The Palestrina stitch is a lovely double knotted stitch, that comes to us from its namesake city east of Rome, Italy. Palestrina is named after the 16th Century Renaissance Composer Giovanni Pierluigi da Palestrina.
It is also known as the Double Knot, Old English Knot, Smyrna stitch, Tied Coral stitch and the Twilling stitch.
Know that when you use this stitch you are stepping back into time and tradition. Legend attributes this charming and cultured city to the mythical Greek King of Ithaca and hero of Homer's epic poem the Odyssey.
The Palestrina can be used to form running lines, curved designs, border and fillers. It is formed by stitching rows of joined knots to create an impressive 3-dimensional design. It is frequently used in quilting as it works well on thicker fabrics.
Starting out, you may want to make horizontal lines on the fabric as is shown in the video below. It is important to keep the width even or the knots will look sloppy; the lines will help you with this.
Watch the videos and follow these directions to perfect your Palestrina stitch.
- The knots are usually formed working on the fabric from top to bottom but if you are more comfortable, stitch left to right.
- Come up from the backside of your fabric at the point that will form the right side of your knots.
- Re-enter your fabric just below the entry point and take a weave stitch across to the point that will form the left side of your knots. A small bar will be created.
- Return to the right side of the bar and slide your needle under the bar, forming the first looped knot.
- Holding your working thread to the left, go under the bar, again from right to left, to form the second looped knot. Your needle should come out over the working thread - not under it.

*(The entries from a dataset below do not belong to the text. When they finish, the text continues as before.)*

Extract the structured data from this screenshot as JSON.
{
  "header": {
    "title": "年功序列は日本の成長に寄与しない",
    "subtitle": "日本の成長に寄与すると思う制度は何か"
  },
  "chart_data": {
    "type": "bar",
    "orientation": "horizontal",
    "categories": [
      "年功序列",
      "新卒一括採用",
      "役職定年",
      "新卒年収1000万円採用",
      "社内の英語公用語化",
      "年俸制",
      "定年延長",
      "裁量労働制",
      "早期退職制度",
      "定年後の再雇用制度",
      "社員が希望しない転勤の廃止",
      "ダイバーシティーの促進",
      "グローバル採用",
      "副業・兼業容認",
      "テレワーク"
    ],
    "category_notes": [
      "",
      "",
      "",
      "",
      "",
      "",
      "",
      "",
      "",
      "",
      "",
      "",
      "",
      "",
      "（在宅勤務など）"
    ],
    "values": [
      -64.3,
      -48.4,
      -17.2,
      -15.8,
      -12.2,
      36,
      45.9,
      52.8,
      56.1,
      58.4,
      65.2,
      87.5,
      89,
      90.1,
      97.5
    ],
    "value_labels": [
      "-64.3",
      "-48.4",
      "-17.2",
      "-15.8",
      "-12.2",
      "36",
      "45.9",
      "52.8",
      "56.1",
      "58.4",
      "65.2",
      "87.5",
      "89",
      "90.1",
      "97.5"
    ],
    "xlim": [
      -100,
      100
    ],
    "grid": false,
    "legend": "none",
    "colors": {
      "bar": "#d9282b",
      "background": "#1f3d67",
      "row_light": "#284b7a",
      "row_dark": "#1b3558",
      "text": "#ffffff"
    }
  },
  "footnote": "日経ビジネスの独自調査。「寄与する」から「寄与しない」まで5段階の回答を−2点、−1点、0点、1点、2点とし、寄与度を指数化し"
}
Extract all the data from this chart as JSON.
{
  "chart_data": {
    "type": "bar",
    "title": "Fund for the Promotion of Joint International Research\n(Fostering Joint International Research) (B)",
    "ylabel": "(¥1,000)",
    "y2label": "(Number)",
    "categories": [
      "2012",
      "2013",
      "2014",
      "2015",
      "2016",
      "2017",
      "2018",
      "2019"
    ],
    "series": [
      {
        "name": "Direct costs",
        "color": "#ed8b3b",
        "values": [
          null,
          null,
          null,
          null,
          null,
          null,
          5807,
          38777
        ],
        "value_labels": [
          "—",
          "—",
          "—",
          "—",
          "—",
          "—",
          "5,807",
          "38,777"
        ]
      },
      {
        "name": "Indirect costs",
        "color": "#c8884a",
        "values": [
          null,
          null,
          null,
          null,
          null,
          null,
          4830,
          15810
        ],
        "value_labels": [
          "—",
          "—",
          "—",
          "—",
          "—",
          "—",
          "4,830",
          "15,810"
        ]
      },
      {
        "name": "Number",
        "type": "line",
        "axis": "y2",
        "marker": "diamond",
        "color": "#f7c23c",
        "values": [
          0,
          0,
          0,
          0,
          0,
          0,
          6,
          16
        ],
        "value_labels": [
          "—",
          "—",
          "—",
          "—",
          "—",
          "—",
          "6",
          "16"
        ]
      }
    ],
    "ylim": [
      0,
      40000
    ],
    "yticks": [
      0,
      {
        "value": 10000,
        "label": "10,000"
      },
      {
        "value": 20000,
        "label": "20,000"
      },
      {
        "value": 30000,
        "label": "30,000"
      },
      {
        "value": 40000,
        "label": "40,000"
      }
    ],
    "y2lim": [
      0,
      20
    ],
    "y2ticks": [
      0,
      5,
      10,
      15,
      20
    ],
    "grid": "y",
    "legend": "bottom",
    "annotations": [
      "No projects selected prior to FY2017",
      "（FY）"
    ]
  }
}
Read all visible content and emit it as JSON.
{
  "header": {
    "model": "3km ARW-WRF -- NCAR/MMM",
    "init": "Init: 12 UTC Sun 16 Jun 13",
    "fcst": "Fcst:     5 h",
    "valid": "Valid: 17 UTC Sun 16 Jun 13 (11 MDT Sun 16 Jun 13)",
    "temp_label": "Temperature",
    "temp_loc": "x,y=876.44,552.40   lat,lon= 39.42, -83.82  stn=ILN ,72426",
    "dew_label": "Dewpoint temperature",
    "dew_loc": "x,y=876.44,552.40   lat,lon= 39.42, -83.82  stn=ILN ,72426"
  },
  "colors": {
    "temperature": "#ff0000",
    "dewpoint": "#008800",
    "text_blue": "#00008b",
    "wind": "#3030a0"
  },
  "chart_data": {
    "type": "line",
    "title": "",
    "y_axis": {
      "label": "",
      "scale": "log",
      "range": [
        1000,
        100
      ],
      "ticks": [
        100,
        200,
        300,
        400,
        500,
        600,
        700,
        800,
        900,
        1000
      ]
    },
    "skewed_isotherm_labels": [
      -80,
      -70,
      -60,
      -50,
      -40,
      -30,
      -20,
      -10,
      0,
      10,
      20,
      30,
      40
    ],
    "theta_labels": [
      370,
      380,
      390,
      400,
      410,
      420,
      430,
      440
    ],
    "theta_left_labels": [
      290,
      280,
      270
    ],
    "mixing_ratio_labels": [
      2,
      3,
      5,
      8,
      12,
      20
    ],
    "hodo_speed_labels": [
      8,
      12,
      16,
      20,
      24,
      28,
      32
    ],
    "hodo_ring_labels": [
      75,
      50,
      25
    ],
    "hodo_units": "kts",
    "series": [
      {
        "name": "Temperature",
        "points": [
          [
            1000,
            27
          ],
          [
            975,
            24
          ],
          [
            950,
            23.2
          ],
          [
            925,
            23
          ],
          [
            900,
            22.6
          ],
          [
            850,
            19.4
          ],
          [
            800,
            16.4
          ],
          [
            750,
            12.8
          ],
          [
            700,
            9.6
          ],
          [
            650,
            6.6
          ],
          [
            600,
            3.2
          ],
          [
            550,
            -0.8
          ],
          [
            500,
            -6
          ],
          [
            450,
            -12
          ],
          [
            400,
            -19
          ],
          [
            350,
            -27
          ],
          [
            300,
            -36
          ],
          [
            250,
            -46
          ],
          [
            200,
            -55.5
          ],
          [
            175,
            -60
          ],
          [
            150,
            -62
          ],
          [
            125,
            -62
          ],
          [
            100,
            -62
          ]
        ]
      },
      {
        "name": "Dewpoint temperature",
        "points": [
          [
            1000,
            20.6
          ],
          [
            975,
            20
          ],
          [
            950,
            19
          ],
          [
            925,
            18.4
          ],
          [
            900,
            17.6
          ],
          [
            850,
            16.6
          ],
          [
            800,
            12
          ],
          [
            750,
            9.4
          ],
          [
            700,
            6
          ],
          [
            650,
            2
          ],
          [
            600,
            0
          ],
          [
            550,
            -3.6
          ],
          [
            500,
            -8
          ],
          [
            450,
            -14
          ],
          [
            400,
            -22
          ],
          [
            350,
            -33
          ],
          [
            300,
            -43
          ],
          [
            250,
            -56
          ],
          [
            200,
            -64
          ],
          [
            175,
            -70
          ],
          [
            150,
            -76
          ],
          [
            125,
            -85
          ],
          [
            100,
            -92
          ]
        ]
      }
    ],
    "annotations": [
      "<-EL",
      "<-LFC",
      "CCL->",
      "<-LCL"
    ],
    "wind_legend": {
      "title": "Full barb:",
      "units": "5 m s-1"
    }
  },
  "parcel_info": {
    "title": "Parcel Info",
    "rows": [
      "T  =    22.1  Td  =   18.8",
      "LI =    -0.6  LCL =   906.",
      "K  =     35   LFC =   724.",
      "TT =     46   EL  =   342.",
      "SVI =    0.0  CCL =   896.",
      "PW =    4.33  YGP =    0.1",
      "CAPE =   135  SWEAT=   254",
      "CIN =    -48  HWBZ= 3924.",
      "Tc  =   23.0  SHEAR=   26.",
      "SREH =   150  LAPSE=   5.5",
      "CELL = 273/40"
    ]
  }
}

- Start the next knot by taking another right to left weave stitch, which will form a second bar. Be sure that your working thread is to the top of your knot as it weaves under the fabric.
- Repeat creating your bar and two loops and continue working your knots as your design requires.
- Don't overly tighten the bars or the loops or you will lose the 3-D effect.
- Do try to tighten the bars and loops in a consistent manner.
- Work the bars close together for a dense design or further apart for a trailing effect.
- The Palestrina stitch works well with yarn and ribbon for even more 3-D texture.